Opinion

Murdoch’s paid online access strategy for The Times might just work for The Australian

So we now know a little about Rupert Murdoch’s plans for online paid content.

And the model – for the UK at least – is a triple-tiered one. You can subscribe to The Times by the day, by the week, or get online access along with a subscription to the print edition.  

(The first question, by the way, is whether this model will be replicated in other News Corp markets. It would make sense to try different models. Micropayments – a few cents per article – is another way to go, of course. Or even a Foxtel-style subscription menu featuring a number of products. News Corp has the luxury of having a big presence in the UK, Australia and the US. so it would make sense to try a number of different approaches.)

But let’s assume for now the same model as The Times, and roughly the same price, is applied in Australia. That’s the first of several escalatingly large assumptions from me, by the way.

The signs point to The Australian being the first, as News Corp has started upmarket in the UK. Particularly since Richard Freudenstein (Rupert’s digital honcho) was put in charge of The Oz earlier this year. (Saturday saw them announce an iPad app).

Assuming it follows the same pattern as the UK, we’re looking at an online subscription of about $1.50-2 per day or $3-4 per week.

But the situation is not the same as the UK. For starters, the way that print subs works in the two countries is different.

British newspaper owners generally know their regular print subscribers a little better than they necessarily do here.

Both countries for the most part have home delivery of the print edition available. Clearly those subscribers are relatively easy to identify and give an online log-in.

But there’s a second group of readers who I’d count myself amongst. I read The Australian every day but generally buy it from a different newsagent, depending on my movement on any given morning.

As a loyal reader I’ll resent being asked to pay again. If the principle is to pay for the content, not the platform, that’s gonna rankle (and it’ll also be a missed opportunity for News Ltd).

That’s where the difference with the UK comes in. They’ve got a nifty solution. You can subscribe to newspapers for a set price and be sent a book of tear-off vouchers for each day’s edition. Obviously you could include an online password with that easily enough.

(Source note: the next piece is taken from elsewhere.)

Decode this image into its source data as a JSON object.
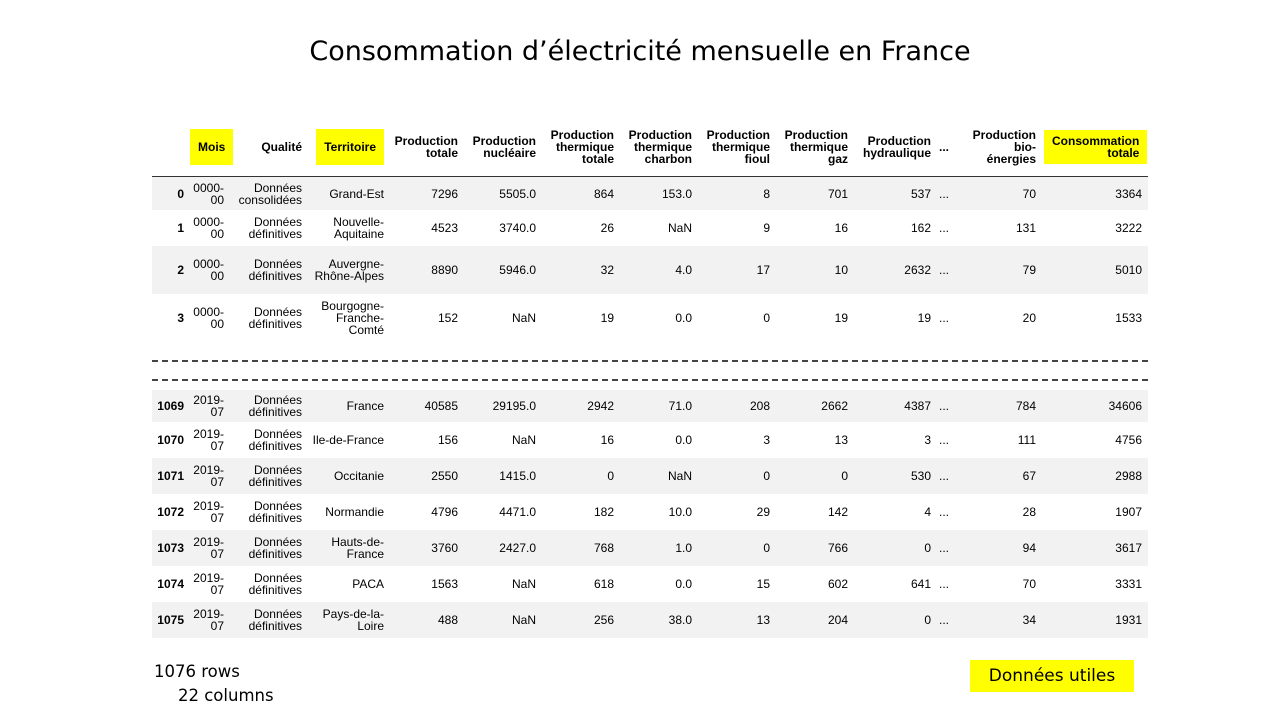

The other difference though is in favour of it working for News Ltd in Australia – its market dominance. As John Pilger observes, we’re living in a Murdochcracy. And The Oz is the only general upmarket daily.

Another factor to take into account is that it doesn’t need to be a runaway success to be a success.

According to Nielsen, The Australian currently has just over two million unique browsers a month.

Let’s be generous and say that 5% of those pay for $4 weekly access (the State of the News Media 2010 report suggested 7% of web users might be willing to pay to access their favourite site) . That adds up to just over $1.6m per month.

But this is where it gets interesting.

What of the lost 95% one might ask? The Australian currently does more than 30m page impressions per month. Multiply that by a relatively generous average cpm of $5, with four ads per page. And that’s about $600,000 in monthly ad revenue.

(In fact, it’s might be a bit lower than that again. Analysts in London, for instance, reckon The Times has an annual online ad revenue of around $30m from about ten times the number of monthly visitors. Being generous, if The Australian pulls in 20% of that (our market is far less screwed than the UK media market), that’s $6m per year, or $500,000 per month.

And you wouldn’t expect to lose 95% of page impressions because your paying subscribers would probably consume more pages per user. And you’ve also got a strong argument to charge the advertisers a higher CPM if you know who these readers are, can offer a bit of demographic info and obviously argue that these are committed readers. They’ve just paid, haven’t they?

But there’s more. You’d be mad to discount print from this equation. “Free” online access is a powerful means of selling print subs, or at the very least shoring them up.

If I’m in the right ballpark, The Australian needs to persuade less than 50,000 or so people a month to pay in order to put it ahead of its current online ad revenues. That’s 2.5% of the current unique browsers.

It’s still obviously a gamble, but it doesn’t sound quite so mad now does it?